The population genetics of modifier alleles

Recently, Weinreich's lab has begun an entirely distinct and novel line of work on the population genetics of modifiers, a diverse class of genes that influence the fidelity with which genetic material elsewhere in the genome is translated into phenotype within individuals, as well as the fidelity with which it is transmitted over space and time. Modifier mutations are to be contrasted with so-called directly selected mutations, those that directly affect their carrier’s lifetime reproductive success such as those in the β-lactamases described here. Unlike these, natural selection acts on modifier mutations only via persistent statistical associations with directly selected mutations, and recently, Weinreich's group and others have discovered a fascinating and largely unappreciated population genetic characteristic of all such mutations. Moreover, he now hypothesizes that this insight may offer a first opportunity to synthesize the population genetics of this diverse and perplexing class of mutations. Beyond our intrinsic, theoretical interest in these effects, modifier mutations are thought to be widespread in many natural microbial populations, including those constituting metazoan microbiota and those responsible for infectious disease, as well as in populations of cancer cells.

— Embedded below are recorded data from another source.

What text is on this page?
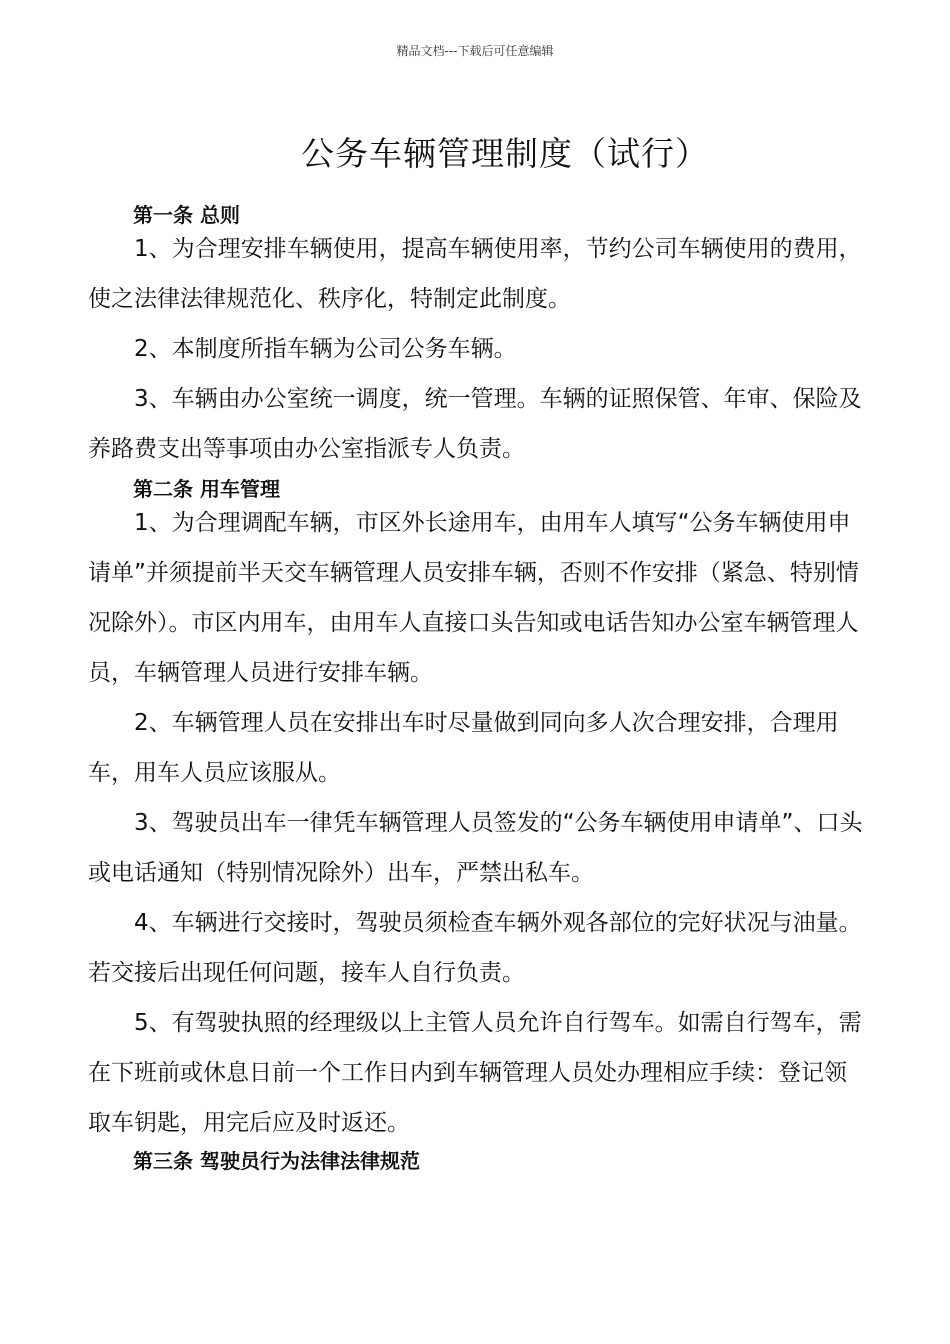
精品文档---下载后可任意编辑
公务车辆管理制度（试行）
第一条 总则

1、为合理安排车辆使用，提高车辆使用率，节约公司车辆使用的费用，使之法律法律规范化、秩序化，特制定此制度。

2、本制度所指车辆为公司公务车辆。

3、车辆由办公室统一调度，统一管理。车辆的证照保管、年审、保险及养路费支出等事项由办公室指派专人负责。

第二条 用车管理

1、为合理调配车辆，市区外长途用车，由用车人填写“公务车辆使用申请单”并须提前半天交车辆管理人员安排车辆，否则不作安排（紧急、特别情况除外）。市区内用车，由用车人直接口头告知或电话告知办公室车辆管理人员，车辆管理人员进行安排车辆。

2、车辆管理人员在安排出车时尽量做到同向多人次合理安排，合理用车，用车人员应该服从。

3、驾驶员出车一律凭车辆管理人员签发的“公务车辆使用申请单”、口头或电话通知（特别情况除外）出车，严禁出私车。

4、车辆进行交接时，驾驶员须检查车辆外观各部位的完好状况与油量。若交接后出现任何问题，接车人自行负责。

5、有驾驶执照的经理级以上主管人员允许自行驾车。如需自行驾车，需在下班前或休息日前一个工作日内到车辆管理人员处办理相应手续：登记领取车钥匙，用完后应及时返还。

第三条 驾驶员行为法律法律规范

This line of work began with an extraordinary discovery of a postdoc, Dr. Eugene Raynes (PhD in biology from the University of Pennsylvania). Eugene’s thesis research examined the evolution of mutators, mutations that increase their carrier’s mutation rate. In asexual populations, mutators cause genetically linked beneficial and deleterious mutations, and a mutator’s evolutionary fate is largely determined by selection acting on these linked, directly selected mutations. Through a combination of experiments using asexual, replicate lab populations of the brewer's yeast Saccharomyces cerevisiae, individual-based computer simulations, and analytic modeling, Eugene showed that mutators are selectively favored in sufficiently large populations, but selectively disfavored below some critical population size. This phenomenon is called sign inversion, and these results are detailed in Raynes et al. 2018.

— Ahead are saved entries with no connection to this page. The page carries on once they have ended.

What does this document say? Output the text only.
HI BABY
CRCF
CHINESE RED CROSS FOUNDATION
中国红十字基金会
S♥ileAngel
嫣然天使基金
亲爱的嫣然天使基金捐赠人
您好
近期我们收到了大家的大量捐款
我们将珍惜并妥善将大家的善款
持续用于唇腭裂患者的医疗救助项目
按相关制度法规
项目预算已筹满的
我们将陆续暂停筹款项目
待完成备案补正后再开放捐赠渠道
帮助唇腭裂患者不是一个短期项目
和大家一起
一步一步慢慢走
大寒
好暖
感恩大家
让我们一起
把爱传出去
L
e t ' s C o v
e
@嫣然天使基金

Sign inversion stands in sharp contrast to the classical understanding of the population-size dependence of selection acting on beneficial and deleterious mutations, wherein selection becomes less efficient as population size declines. But critically, in the classical framing the direction of selection is independent of population size. More recently, Eugene has extended this work to consider mutator evolution in subdivided populations (Raynes et al 2019), and to show that mutators are not under frequency-dependent selection (Raynes and Weinreich in review).

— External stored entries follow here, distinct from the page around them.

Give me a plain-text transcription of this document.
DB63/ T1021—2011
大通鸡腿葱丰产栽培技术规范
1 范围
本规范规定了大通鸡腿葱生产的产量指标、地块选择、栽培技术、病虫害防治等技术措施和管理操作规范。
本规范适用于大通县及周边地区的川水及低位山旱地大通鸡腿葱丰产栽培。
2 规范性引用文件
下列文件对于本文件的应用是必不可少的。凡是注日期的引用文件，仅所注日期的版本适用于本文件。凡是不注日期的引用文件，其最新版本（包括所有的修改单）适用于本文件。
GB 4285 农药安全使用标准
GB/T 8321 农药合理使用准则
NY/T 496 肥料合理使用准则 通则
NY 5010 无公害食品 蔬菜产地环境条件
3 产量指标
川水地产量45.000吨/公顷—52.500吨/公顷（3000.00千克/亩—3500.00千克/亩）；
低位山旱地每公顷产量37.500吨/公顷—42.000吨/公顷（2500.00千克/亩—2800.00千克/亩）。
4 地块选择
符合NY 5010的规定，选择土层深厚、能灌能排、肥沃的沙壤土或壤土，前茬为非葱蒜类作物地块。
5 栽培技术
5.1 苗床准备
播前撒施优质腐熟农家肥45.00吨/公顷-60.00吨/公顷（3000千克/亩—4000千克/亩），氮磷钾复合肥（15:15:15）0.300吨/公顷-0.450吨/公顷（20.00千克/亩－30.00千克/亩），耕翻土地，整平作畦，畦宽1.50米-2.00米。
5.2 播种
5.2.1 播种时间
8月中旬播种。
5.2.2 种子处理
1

More recently, Professor Weinreich's group realized that theirs was not the only case of sign inversion: Whitlock et al 2016 demonstrated sign inversion for modifiers of recombination, Nowak et al 2004 demonstrated sign inversion for tit-for-tat cooperators, and Gillespie 1974 demonstrated sign inversion for a mutant with elevated variance in offspring number. The implications of these findings are now an area of active research in the group.